The difference from the previous example is that the Laravel bridge uses the Config Reader (a PHP library provided by Platform.sh) to read the $PLATFORM_RELATIONSHIPS variable.

Those are only 2 examples, but would apply to any project pulled from PSH, that users would expect to work (almost) right away using DDEV. And for it to work, it needs $PLATFORM_RELATIONSHIPS to be exposed 😉 .

[lolautruche]

Exposing $PLATFORM_RELATIONSHIPS would ensure that any app pulled from Platform.sh would work without any configuration change

Their apps wouldn't connect to PSH services, but local ones provided by DDEV. All the details to connect to these local services (host, credentials, etc) would be provided by the $PLATFORM_RELATIONSHIPS variable

[rfay]

Thanks for explaining this.

There are a some implications here.

• The normal usage of DDEV with a known project type generates settings for that project type. For example, for Drupal9, ddev will generate a settings.ddev.php and make settings.php include it. We would have to turn that off with disable_settings_management: true
• Currently DDEV tries to do all this configuration work without starting a project. That means it doesn't have a predictable environment to work in, doesn't have jq or base64 to use directly. Sprig, which is already built into the golang template features here, has base64 encoding capability with b64enc, http://masterminds.github.io/sprig/encoding.html. However, the data structure we have to create and then encode is probably too complex for the install.yaml.

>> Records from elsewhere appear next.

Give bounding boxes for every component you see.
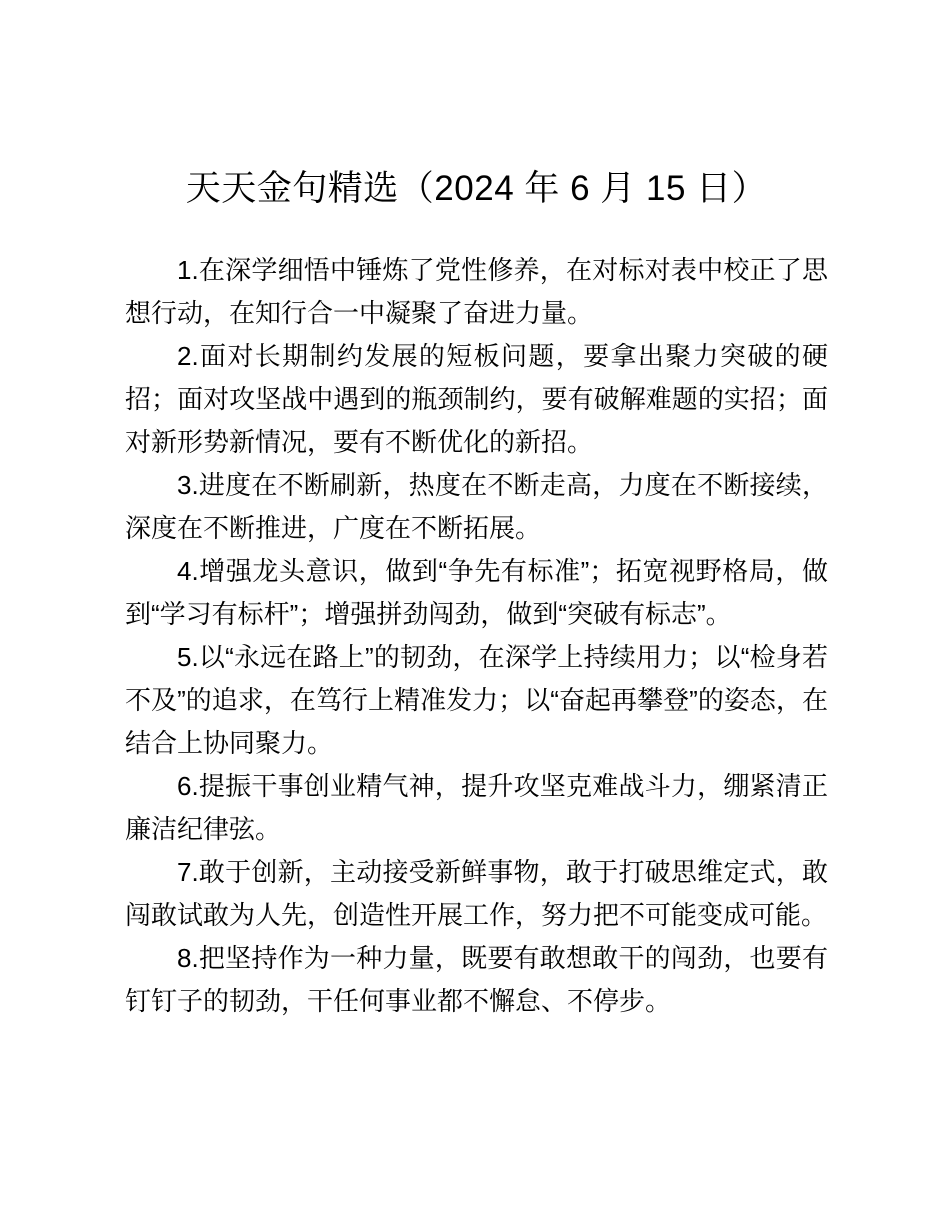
paragraph-6: 6.提振干事创业精气神，提升攻坚克难战斗力，绷紧清正廉洁纪律弦。 (125, 765, 828, 851)
paragraph-7: 7.敢于创新，主动接受新鲜事物，敢于打破思维定式，敢闯敢试敢为人先，创造性开展工… (125, 851, 828, 937)
paragraph-4: 4.增强龙头意识，做到“争先有标准”；拓宽视野格局，做到“学习有标杆”；增强拼劲… (125, 550, 828, 636)
document-title: 天天金句精选（2024 年 6 月 15 日） (125, 165, 828, 213)
paragraph-5: 5.以“永远在路上”的韧劲，在深学上持续用力；以“检身若不及”的追求，在笃行上精… (125, 636, 828, 765)
paragraph-2: 2.面对长期制约发展的短板问题，要拿出聚力突破的硬招；面对攻坚战中遇到的瓶颈制约… (125, 335, 828, 464)
paragraph-3: 3.进度在不断刷新，热度在不断走高，力度在不断接续，深度在不断推进，广度在不断拓… (125, 464, 828, 550)
document-page: 天天金句精选（2024 年 6 月 15 日） 1.在深学细悟中锤炼了党性修养，… (0, 0, 950, 1230)
document-body: 1.在深学细悟中锤炼了党性修养，在对标对表中校正了思想行动，在知行合一中凝聚了奋… (125, 249, 828, 1023)
paragraph-1: 1.在深学细悟中锤炼了党性修养，在对标对表中校正了思想行动，在知行合一中凝聚了奋… (125, 249, 828, 335)
paragraph-8: 8.把坚持作为一种力量，既要有敢想敢干的闯劲，也要有钉钉子的韧劲，干任何事业都不… (125, 937, 828, 1023)
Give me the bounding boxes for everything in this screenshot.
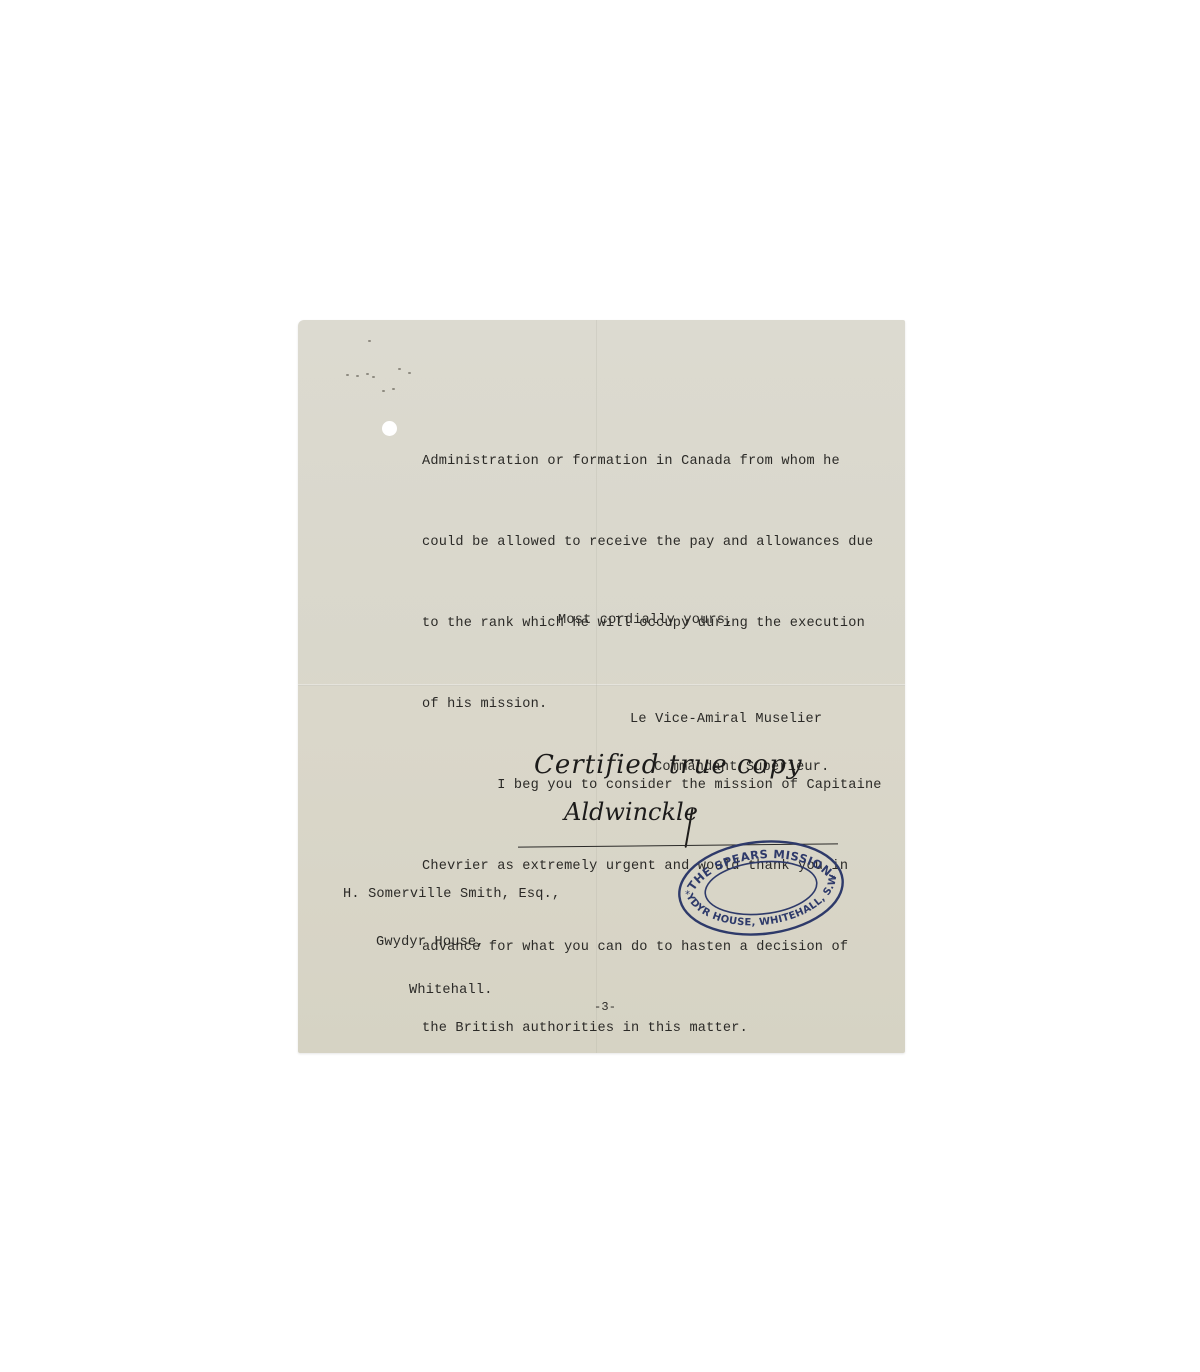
addressee-line2: Whitehall.	[343, 983, 560, 999]
closing-salutation: Most cordially yours,	[558, 613, 734, 628]
signatory-name: Le Vice-Amiral Muselier	[630, 712, 830, 728]
spears-mission-stamp: THE SPEARS MISSION GWYDYR HOUSE, WHITEHA…	[671, 831, 850, 944]
addressee-line1: Gwydyr House,	[343, 935, 560, 951]
signature-block: Le Vice-Amiral Muselier Commandant Super…	[630, 680, 830, 808]
addressee-name: H. Somerville Smith, Esq.,	[343, 887, 560, 903]
addressee-block: H. Somerville Smith, Esq., Gwydyr House,…	[343, 855, 560, 1031]
body-line: Administration or formation in Canada fr…	[422, 448, 882, 475]
punch-hole	[382, 421, 397, 436]
page-number: -3-	[594, 1000, 616, 1014]
letter-page: Administration or formation in Canada fr…	[298, 320, 905, 1053]
oval-stamp-icon: THE SPEARS MISSION GWYDYR HOUSE, WHITEHA…	[671, 831, 850, 944]
handwritten-signature: Aldwinckle	[564, 798, 698, 826]
handwritten-certification: Certified true copy	[534, 750, 803, 780]
svg-text:*: *	[830, 874, 836, 885]
svg-text:*: *	[685, 889, 691, 900]
body-line: could be allowed to receive the pay and …	[422, 529, 882, 556]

Can we construct a master PLATFORM_RELATIONSHIPS that is essentially static? Giving directions on how to contact each service regardless of whether they've decided to use that service?

[lolautruche]

Thanks for these precisions!

• Settings management: I think we probably should disable settings management as you suggest, but let's discuss it today.
• I'm not sure this can be handled without starting the project, since it needs the services to be started I guess. Regarding your suggestion of constructing a $PLATFORM_RELATIONSHIPS that is essentially static, I don't know. If it's possible yes, but is it? Anyway, we could expose everything that's available for sure.

[rfay]

Creating json with just jq, https://spin.atomicobject.com/2021/06/08/jq-creating-updating-json/

[rfay]

@flovntp points out in slack:

i don't know if it helps but to get (dynamic) credentials into the .environment file, this is how i did :
https://github.com/flovntp/platformsh-symfony-template/blob/symfony-6.1-php8.1-webapp/.environment#L5

export DATABASE_HOST=$(echo $PLATFORM_RELATIONSHIPS | base64 --decode | jq -r ".database[0].host")
export DATABASE_PORT=$(echo $PLATFORM_RELATIONSHIPS | base64 --decode | jq -r ".database[0].port")
export DATABASE_NAME=$(echo $PLATFORM_RELATIONSHIPS | base64 --decode | jq -r ".database[0].path")
export DATABASE_USER=$(echo $PLATFORM_RELATIONSHIPS | base64 --decode | jq -r ".database[0].username")
export DATABASE_PASSWORD=$(echo $PLATFORM_RELATIONSHIPS | base64 --decode | jq -r ".database[0].password")
export DATABASE_URL="postgresql://${DATABASE_USER}:${DATABASE_PASSWORD}@${DATABASE_HOST}:${DATABASE_PORT}/${DATABASE_NAME}?serverVersion=14&charset=utf8"

[rfay]

With

• Implement PLATFORM_RELATIONSHIPS, fixes #9 #48
  blog.blackfire.io works out of the box, nothing to do.